Уже после того, как не стало Павла Ивановича, Леонов прочитал одну из немногочисленных записей Беляева: «Судьба свела нас с Лешей в совместный полет на одном корабле. Лучшего напарника невозможно себе представить. И хотелось бы, чтобы он обо мне думал так же, как я думаю о нем…»
Никто не рождается летчиком, а равно и космонавтом. Никто не рождается физиком, трактористом, педагогом или токарем, биологом, шахтером, конструктором. Истина общеизвестная. Поэтому путь Павла Ивановича Беляева, поднявшегося к вершинам своего мастерства, своего совершенства и самовыражения, блеснувшего таинственно спрятанными способностями и совершившего поступок, требующий огромной силы воли, напряжения, физического и духовного, умения и выдержки, всегда вызывает живой интерес.
Для автора этой книги, как и для многих людей, знавших космонавта-10, Павел Иванович Беляев – образец человека, преданного своему делу и отдавшего ему все свои силы и способности.
Космонавтами не рождаются
– Космонавтами не рождаются, это, конечно, так, – сказал однажды в беседе Герман Титов. – А вот путь к звездам у каждого свой.
Был свой путь к звездам и у космонавта-10.

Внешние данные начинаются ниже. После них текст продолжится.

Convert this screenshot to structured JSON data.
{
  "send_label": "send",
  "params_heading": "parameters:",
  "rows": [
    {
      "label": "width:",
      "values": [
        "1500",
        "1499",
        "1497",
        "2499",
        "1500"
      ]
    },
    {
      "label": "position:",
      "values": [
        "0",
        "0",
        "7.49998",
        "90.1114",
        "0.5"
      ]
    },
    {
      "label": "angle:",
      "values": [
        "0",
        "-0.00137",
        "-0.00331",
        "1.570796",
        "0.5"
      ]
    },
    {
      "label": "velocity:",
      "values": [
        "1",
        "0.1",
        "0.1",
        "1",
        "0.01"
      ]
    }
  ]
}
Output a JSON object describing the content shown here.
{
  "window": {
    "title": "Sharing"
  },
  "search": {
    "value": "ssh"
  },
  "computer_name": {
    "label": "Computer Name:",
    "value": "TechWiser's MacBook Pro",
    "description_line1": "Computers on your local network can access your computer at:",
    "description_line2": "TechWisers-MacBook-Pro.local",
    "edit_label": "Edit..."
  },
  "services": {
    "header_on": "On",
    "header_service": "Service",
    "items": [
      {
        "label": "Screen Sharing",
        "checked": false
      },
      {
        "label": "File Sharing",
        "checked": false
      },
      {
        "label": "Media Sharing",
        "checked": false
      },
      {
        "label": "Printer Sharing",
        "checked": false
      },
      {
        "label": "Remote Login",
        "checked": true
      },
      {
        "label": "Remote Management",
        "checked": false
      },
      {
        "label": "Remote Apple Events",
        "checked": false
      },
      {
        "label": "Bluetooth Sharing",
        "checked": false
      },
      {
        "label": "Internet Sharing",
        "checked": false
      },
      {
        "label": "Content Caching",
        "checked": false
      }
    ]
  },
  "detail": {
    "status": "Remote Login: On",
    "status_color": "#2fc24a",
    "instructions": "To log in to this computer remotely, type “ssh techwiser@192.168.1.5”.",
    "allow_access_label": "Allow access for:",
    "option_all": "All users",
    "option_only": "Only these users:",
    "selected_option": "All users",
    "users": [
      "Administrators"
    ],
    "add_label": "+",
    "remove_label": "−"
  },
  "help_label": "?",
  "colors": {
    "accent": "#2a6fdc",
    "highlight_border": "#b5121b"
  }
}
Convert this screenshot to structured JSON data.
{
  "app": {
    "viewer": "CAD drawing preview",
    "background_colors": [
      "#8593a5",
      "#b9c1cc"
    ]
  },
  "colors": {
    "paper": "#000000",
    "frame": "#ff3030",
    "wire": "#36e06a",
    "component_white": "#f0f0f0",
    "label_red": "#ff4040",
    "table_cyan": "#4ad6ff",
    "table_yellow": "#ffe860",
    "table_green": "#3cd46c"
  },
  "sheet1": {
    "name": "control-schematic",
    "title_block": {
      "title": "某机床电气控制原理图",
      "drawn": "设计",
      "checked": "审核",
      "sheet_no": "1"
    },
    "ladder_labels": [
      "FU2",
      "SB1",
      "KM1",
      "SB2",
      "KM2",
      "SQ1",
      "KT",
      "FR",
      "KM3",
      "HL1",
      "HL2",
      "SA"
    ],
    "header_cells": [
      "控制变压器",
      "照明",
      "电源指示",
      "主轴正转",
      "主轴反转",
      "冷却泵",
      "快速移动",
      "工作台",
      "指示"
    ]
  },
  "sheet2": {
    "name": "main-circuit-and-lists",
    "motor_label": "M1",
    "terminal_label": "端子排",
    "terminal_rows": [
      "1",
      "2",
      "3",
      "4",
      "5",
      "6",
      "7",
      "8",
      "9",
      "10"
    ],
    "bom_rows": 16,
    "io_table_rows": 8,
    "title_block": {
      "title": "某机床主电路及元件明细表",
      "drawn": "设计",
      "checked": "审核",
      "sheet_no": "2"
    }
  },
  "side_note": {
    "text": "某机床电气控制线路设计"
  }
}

В космос Павла Беляева привела истребительная авиация. В тот далекий уже теперь 1943 год, когда его приняли в военное летное училище, Павел ничего не знал о первых полетах Григория Бахчиванджи на реактивном истребителе, ставших к тому времени реальностью, не ведал он и о том, что сам приобщится к реактивной технике и станет космонавтом, о том, что наступит время стремительного взлета научной и технической мысли, время перехода к качественно новому этапу развития техники, использованию невиданных источников энергии. Очень немногим казалось это в тот год реальным. Ведь шла напряженная, тяжелая война, в развалинах лежали на западе страны города и села, заводы и фабрики…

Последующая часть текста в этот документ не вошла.